Cerebral and cerebellar activation in power and precision grip movements: an H2 15O positron emission tomography study.

SUMMARY: Most human manual grip movements can be divided into power gripping and precision gripping, but central neural control during these tasks remains unclear. We investigated activation of the whole brain to analyze how simple hand movements are performed. The cerebral blood flow of seven healthy right-handed volunteers was measured by H2 15O positron emission tomography during right grip tasks without gripping a target object. Auditory-cued, repetitive power grips (i.e., fist making) and repetitive precision grips (i.e., opposition of the tip of the index finger and the tip of the thumb) were performed at 1.26 Hz.

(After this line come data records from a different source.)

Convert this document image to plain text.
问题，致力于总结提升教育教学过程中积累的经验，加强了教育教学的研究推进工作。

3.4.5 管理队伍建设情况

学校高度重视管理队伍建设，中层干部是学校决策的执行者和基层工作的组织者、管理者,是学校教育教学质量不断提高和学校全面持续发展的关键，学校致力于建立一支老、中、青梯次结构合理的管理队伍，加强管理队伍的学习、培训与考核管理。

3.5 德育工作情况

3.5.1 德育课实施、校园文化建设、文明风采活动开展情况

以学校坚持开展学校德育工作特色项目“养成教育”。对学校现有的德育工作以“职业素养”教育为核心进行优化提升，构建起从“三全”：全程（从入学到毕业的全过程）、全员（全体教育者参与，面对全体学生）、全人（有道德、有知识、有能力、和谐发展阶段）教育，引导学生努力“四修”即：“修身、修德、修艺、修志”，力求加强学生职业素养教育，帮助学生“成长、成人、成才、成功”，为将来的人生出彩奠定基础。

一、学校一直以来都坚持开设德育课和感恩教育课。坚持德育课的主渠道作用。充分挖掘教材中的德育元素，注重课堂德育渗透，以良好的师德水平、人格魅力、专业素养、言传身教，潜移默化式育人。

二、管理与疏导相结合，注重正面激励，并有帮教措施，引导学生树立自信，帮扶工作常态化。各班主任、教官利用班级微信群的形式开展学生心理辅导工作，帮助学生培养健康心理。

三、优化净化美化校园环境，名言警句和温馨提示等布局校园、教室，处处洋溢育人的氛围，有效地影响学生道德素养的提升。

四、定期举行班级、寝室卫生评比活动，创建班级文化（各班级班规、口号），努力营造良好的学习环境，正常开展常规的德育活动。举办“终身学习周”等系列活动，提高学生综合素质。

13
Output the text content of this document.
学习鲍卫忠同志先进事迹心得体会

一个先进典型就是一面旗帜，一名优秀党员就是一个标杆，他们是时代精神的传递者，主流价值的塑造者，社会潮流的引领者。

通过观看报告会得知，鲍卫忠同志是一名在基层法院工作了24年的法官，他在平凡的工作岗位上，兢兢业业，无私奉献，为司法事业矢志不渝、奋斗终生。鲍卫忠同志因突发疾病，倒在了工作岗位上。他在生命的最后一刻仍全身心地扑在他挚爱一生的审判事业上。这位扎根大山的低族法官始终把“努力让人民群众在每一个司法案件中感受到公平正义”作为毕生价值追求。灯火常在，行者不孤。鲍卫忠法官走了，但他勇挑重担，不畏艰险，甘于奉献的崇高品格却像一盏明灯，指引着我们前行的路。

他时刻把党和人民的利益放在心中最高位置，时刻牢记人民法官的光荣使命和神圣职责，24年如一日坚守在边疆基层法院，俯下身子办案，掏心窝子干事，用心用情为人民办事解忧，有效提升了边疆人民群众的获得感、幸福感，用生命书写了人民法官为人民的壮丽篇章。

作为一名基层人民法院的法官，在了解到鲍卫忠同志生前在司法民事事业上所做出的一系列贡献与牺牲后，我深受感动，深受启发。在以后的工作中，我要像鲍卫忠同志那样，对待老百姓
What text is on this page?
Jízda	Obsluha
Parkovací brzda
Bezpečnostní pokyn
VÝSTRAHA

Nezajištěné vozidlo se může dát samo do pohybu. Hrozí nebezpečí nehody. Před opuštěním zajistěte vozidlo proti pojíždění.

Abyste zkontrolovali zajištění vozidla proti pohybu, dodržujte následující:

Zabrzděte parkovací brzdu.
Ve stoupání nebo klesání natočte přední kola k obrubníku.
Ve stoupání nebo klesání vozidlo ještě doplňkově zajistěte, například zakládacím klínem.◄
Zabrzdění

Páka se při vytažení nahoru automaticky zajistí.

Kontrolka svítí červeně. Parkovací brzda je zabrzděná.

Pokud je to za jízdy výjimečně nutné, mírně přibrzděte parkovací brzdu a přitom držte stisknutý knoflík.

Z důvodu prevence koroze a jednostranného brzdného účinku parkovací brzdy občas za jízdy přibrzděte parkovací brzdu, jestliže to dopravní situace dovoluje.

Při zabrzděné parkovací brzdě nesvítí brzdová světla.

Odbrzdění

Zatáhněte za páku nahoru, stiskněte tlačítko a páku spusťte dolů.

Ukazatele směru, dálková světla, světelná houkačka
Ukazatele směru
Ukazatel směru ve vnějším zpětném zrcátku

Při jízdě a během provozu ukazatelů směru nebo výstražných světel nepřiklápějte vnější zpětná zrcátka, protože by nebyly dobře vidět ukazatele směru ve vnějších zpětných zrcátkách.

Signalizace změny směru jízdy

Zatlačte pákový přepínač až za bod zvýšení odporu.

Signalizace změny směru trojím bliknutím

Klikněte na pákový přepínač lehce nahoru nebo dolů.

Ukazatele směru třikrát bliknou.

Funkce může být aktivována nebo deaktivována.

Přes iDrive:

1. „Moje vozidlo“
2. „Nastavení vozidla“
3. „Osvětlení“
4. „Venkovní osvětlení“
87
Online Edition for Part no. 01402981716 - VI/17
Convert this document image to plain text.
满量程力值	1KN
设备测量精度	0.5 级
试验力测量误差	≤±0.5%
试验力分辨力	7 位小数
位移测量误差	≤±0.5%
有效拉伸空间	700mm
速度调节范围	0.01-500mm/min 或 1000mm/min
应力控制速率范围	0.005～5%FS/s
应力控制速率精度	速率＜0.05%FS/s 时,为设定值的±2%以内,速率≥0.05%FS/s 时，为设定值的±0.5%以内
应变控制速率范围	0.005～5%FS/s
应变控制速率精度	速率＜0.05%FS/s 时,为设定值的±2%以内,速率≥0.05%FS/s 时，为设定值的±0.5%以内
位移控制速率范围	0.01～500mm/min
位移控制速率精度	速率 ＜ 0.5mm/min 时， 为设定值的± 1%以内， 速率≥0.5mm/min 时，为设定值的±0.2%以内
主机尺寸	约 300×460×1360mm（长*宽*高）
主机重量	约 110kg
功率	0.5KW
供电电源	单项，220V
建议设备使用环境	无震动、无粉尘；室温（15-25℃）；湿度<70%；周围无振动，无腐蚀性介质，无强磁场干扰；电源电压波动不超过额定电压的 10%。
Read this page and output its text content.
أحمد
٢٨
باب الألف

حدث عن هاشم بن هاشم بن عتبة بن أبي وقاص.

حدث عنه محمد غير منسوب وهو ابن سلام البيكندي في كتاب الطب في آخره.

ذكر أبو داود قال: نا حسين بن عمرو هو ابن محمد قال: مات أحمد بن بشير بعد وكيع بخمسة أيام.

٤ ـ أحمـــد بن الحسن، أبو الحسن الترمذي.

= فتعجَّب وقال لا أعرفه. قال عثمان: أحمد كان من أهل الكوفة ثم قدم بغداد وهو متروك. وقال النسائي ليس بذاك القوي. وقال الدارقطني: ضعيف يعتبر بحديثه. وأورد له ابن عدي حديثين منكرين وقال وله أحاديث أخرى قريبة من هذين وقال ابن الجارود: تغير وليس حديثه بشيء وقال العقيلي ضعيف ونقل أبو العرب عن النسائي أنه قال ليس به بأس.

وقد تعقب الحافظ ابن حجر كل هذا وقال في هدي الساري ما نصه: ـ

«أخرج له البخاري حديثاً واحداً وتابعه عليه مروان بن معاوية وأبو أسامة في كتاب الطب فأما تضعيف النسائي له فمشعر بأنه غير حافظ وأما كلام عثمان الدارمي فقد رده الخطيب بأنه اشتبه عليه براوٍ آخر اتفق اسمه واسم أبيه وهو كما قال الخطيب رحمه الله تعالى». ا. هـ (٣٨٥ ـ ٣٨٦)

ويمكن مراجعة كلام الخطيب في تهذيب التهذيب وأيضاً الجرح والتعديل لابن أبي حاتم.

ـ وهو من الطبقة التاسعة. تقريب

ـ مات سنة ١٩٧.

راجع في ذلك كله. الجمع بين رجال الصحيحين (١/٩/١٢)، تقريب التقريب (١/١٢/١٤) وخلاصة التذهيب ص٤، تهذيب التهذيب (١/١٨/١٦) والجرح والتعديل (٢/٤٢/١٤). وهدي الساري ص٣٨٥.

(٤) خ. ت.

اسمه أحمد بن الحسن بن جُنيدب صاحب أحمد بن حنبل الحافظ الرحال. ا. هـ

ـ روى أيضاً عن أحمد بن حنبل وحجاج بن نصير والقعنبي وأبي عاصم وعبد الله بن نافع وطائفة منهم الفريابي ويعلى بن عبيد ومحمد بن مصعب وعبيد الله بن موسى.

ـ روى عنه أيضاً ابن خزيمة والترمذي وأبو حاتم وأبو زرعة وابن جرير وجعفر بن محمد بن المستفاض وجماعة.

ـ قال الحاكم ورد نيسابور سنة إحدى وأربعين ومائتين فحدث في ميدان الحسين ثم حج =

The areas activated during both tasks were the left primary sensorimotor cortex, caudal portion of the dorsal premotor, caudal portion of the supplementary motor area, cingulate motor area, and the right spinocerebellum and intermediate region of the cerebrocerebellum in comparison with the rest state. The analysis of power grip-precision grip tasks showed the activated peaks in the upper portion of the left sensorimotor area and right cerebellar vermis, but these areas were activated in both the tasks [(power grip-rest) and (precision grip-rest)] with uncorrected P < 0.001 as the statistical criterion. With P < 0.05 corrected as the statistical criterion, the results showed no significant activated peaks in regional cerebral blood flow. Our findings indicate no difference in brain activation between the acts of power grip and precision grip without a target object.